Tallinn, 16 May 2017

We are glad to publish the full review of Geenius.ee tech portal of CybExer Cyber Hygiene e-Learning platform that thousands of Estonian Civil Servants will now be able to undertake.

Review is authored by Hans Lõugas (Geenius.ee)

Estonian company CybExer Technologies has developed a web-based tool, which will help people and organizations understand how their own behavior could result in a cyber threat incident in the form of hacking, data leak or attack. In May, tens of thousands of Estonian officials will start taking it, and Geenius editor’s office had an exclusive opportunity to evaluate their risks and see what such testing implies.

You cannot fail at this test, but it will show your weaknesses

How many of our workers would plug a memory stick found in the elevator into their computers? Or do they know what a screen privacy filter is?

To get the sincerest responses and to avoid naming and shaming anyone among the staff, the results of individual test-takers could only be seen by the editor in chief. In total, six Geenius employees completed the test, and one left it unfinished (a separate discussion with that person will take place later). Overall, the test, divided into several parts, took more time than a coffee break but less than a lunch break.

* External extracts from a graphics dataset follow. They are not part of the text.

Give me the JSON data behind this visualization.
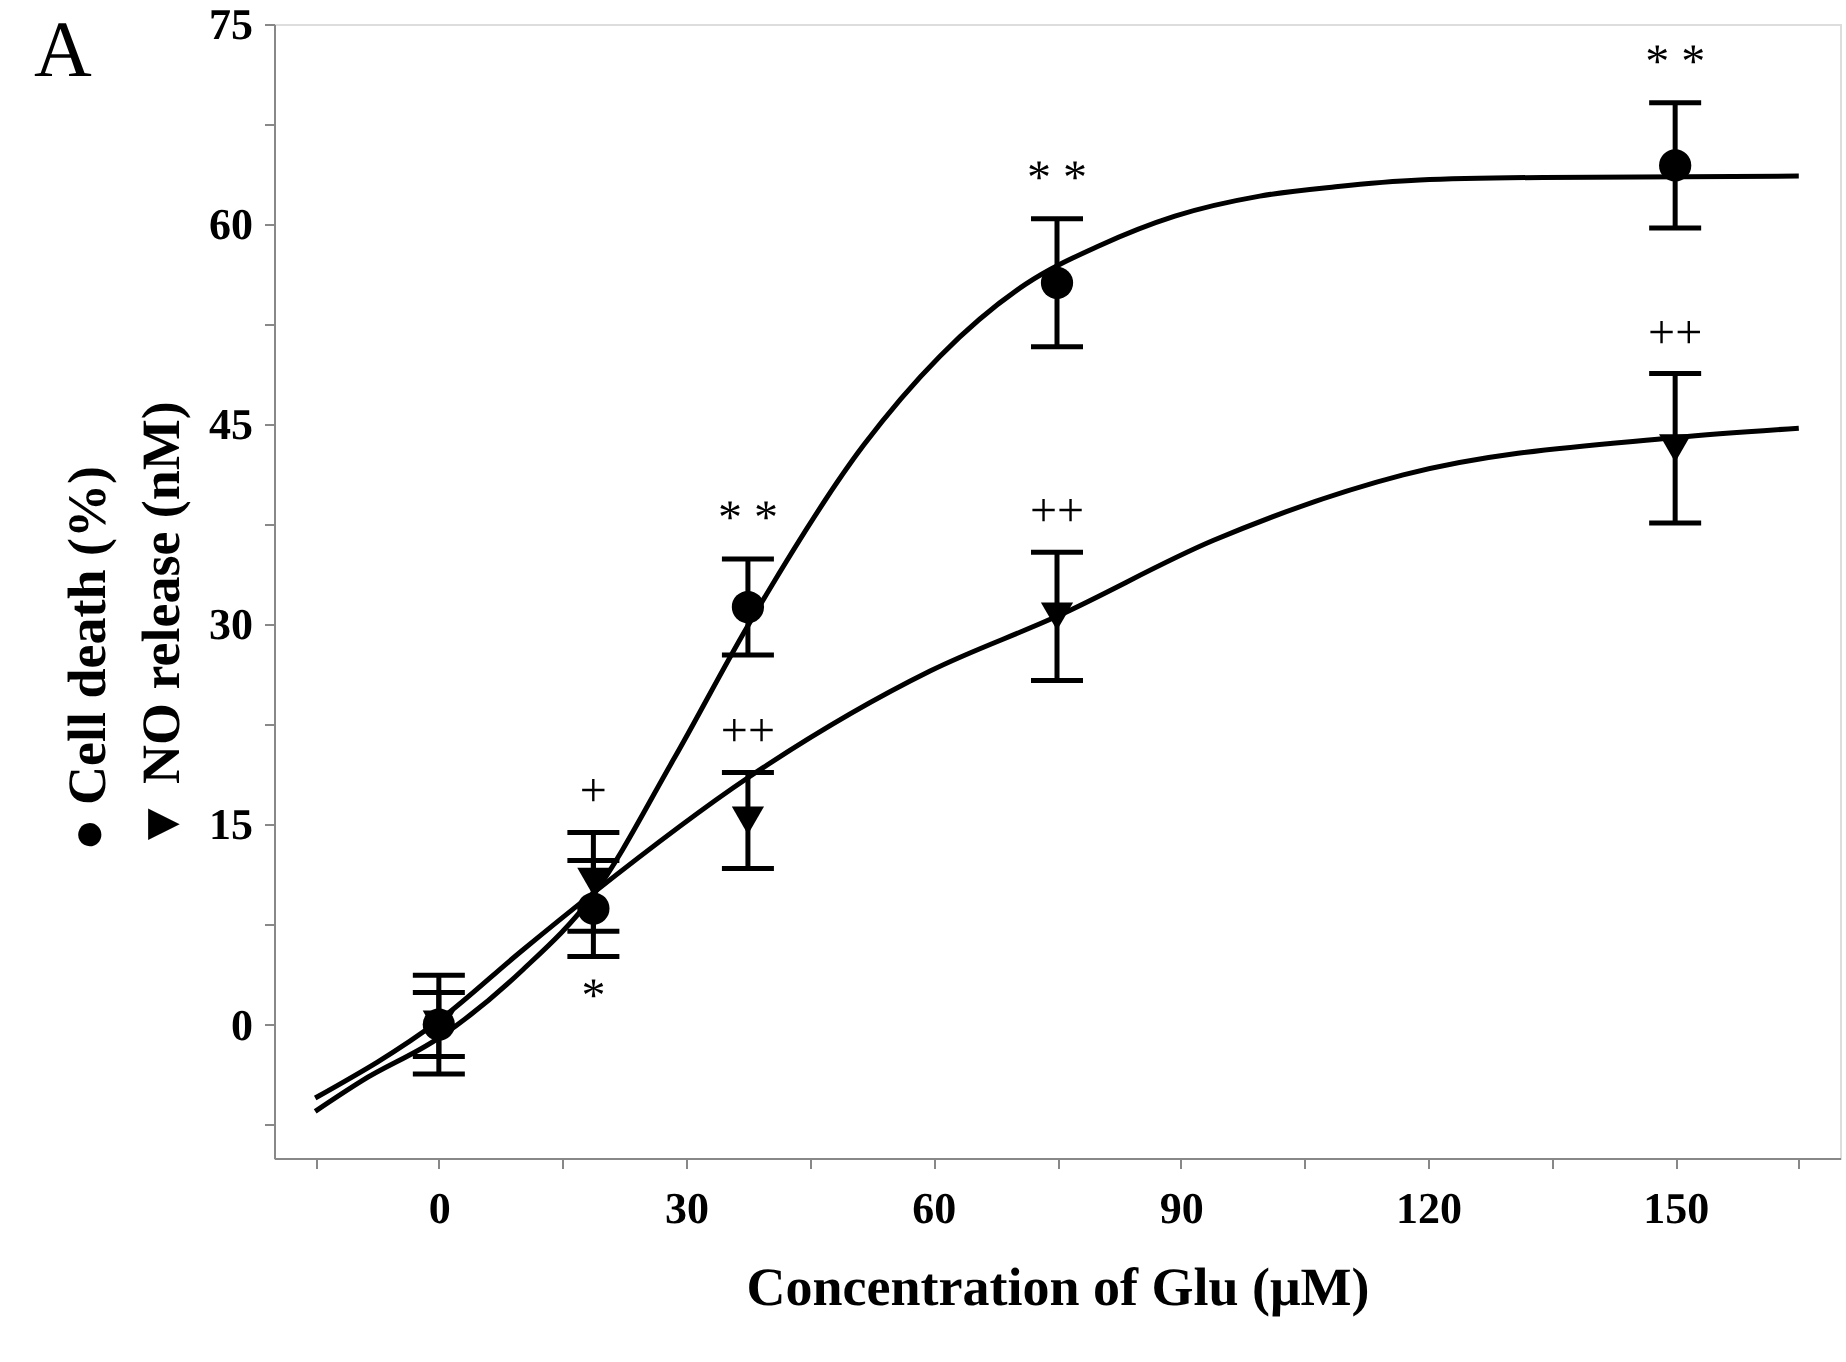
{
  "chart_data": {
    "type": "scatter",
    "xlabel": "Concentration of Glu (μM)",
    "xlim": [
      -20,
      170
    ],
    "xticks": [
      {
        "value": -15,
        "label": null
      },
      0,
      {
        "value": 15,
        "label": null
      },
      30,
      {
        "value": 45,
        "label": null
      },
      60,
      {
        "value": 75,
        "label": null
      },
      90,
      {
        "value": 105,
        "label": null
      },
      120,
      {
        "value": 135,
        "label": null
      },
      150,
      {
        "value": 165,
        "label": null
      }
    ],
    "ylim": [
      -10,
      75
    ],
    "yticks": [
      {
        "value": -7.5,
        "label": null
      },
      0,
      {
        "value": 7.5,
        "label": null
      },
      15,
      {
        "value": 22.5,
        "label": null
      },
      30,
      {
        "value": 37.5,
        "label": null
      },
      45,
      {
        "value": 52.5,
        "label": null
      },
      60,
      {
        "value": 67.5,
        "label": null
      },
      75
    ],
    "ylabel": "● Cell death (%)\n▼ NO release (nM)",
    "grid": false,
    "series": [
      {
        "color": "#000000",
        "marker": "circle",
        "x": [
          0,
          18.75,
          37.5,
          75,
          150
        ],
        "values": [
          0,
          8.7,
          31.3,
          55.6,
          64.4
        ],
        "errors": [
          3.7,
          3.6,
          3.6,
          4.8,
          4.7
        ]
      },
      {
        "color": "#000000",
        "marker": "triangle",
        "x": [
          0,
          18.75,
          37.5,
          75,
          150
        ],
        "values": [
          0,
          10.7,
          15.3,
          30.6,
          43.2
        ],
        "errors": [
          2.4,
          3.7,
          3.6,
          4.8,
          5.6
        ]
      },
      {
        "type": "line",
        "color": "#000000",
        "x": [
          -15,
          -9.3,
          0,
          10,
          18.6,
          28.5,
          37.5,
          51.5,
          60.8,
          71.2,
          80.2,
          89.3,
          99.6,
          108.8,
          119,
          134,
          165
        ],
        "values": [
          -6.5,
          -4.2,
          -1.0,
          4.0,
          9.6,
          19.9,
          29.9,
          43.4,
          50.1,
          55.5,
          58.4,
          60.6,
          62.1,
          62.8,
          63.3,
          63.5,
          63.6
        ]
      },
      {
        "type": "line",
        "color": "#000000",
        "x": [
          -15,
          0,
          10,
          18.6,
          37.5,
          59.6,
          75,
          94,
          117,
          150,
          165
        ],
        "values": [
          -5.5,
          0.3,
          5.5,
          9.8,
          18.5,
          26.5,
          30.6,
          36.3,
          41.2,
          44.0,
          44.7
        ]
      }
    ],
    "annotations": [
      "A",
      {
        "text": "* *",
        "x": 37.5,
        "y": 34.9
      },
      {
        "text": "* *",
        "x": 75,
        "y": 60.4
      },
      {
        "text": "* *",
        "x": 150,
        "y": 69.1
      },
      {
        "text": "*",
        "x": 18.75,
        "y": 5.1
      },
      {
        "text": "+",
        "x": 18.75,
        "y": 14.4
      },
      {
        "text": "++",
        "x": 37.5,
        "y": 18.9
      },
      {
        "text": "++",
        "x": 75,
        "y": 35.4
      },
      {
        "text": "++",
        "x": 150,
        "y": 48.8
      }
    ]
  }
}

In addition to making people mentally rehearse real-life situations, the most efficient feature of CybExer’s test is the ‘radar’ of results. It means that no-one will be getting points, for instance, ranging from 1 to 5 like in school or ‘fail’. Instead, the risk level across various areas will be displayed: for example, personal attitudes and approaches of individuals will be assesses as well as their knowledge and how cyber security is fostered within the organization, and so on.

Our best result among all the test-takers was the following:

The test-taker’s cyber security risk level in all dimensions was 0% (the Social Media is displayed as an example). Photo: screenshot

Of course, we did not achieve such a figure in the organization as whole. We are not going to tell our readers what Geenius’ risk profile looks like in detail (by the way, the test does not have a situation in which a person would publicly disclose their CybExer cyber hygiene test results). in some areas, our risk levels have proven to be surprisingly high, but these can be associated with journalists’ duties.

It was especially good to know though that our lowest risk level (meaning that this is what we are the best at) characterizes our cooperation: people are willing to share information and become involved in ensuring security.

CybExer cyber hygiene test

So, what did Geenius journalists think about someone evaluating their skills in safe computer use?

Test-takers’ opinions: listen to the Digitund [Digital Hour] on the radio, and your score will be 90%

“The test is certainly extremely important, especially for people who are not exposed to information about cyber security on a daily basis,” one test-taker believed. “It makes on think about things we normally do not stop to consider, for instance, looking on the screen over someone’s shoulder or stealing confidential information.”

“What I can say is that you listen to the Digitund show, you will be 90% aware of such cases,” another test-taker said, emphasizing, that one did not need to be a ‘hacker’ or even read professional message boards to behave correctly in the described situations involving cyber security.

Another person thought it was very positive that the test covered a variety of issues, starting with Wi-Fi settings at home and down to phishing e-mails. “I liked it that the test can be completed by people who believe they have higher technology awareness than average and also those who are ‘weaker’ at technology and cyber security,” was the comment concerning the flexibility of the test.

As it always is in a group of people, some were happy with the test, and others, not so. One test-taker thought that the questions were too easy and apparently meant for children; weirdly enough, it was this person who displayed a risk level of 75% in one dimension. What did the test lack? “One topic I expected to see but did not was using cloud services: how to treat the storage of documents in Dropbox or cooperation with colleagues in Google Docs.”

CybExer: the test will keep evolving

“Feedback from users is very important for us, and it helps us keep improving the solution in terms of both content and functionality. We will certainly take feedback from Geenius into consideration during our future development cycles,” said Janek Gridin, member of the board at CybExer.

“Similarly to the ever-changing cyber-world with its threats around us, our questions and the study-aid part keep evolving to make sure that people’s awareness about the treats is high, and their knowledge is thorough. For example, if such ransomware attacks like WannaCry, which has wreaked havoc all over the world, happen more often, more attention will definitely be paid to this issue,” Gridin said. “The team of Geenius.ee took the test in the role of regular users; in addition to that, there are questions and study aids for specialists and management executives, which provide a comprehensive overview of the entire organization with various roles and areas of responsibility within it.”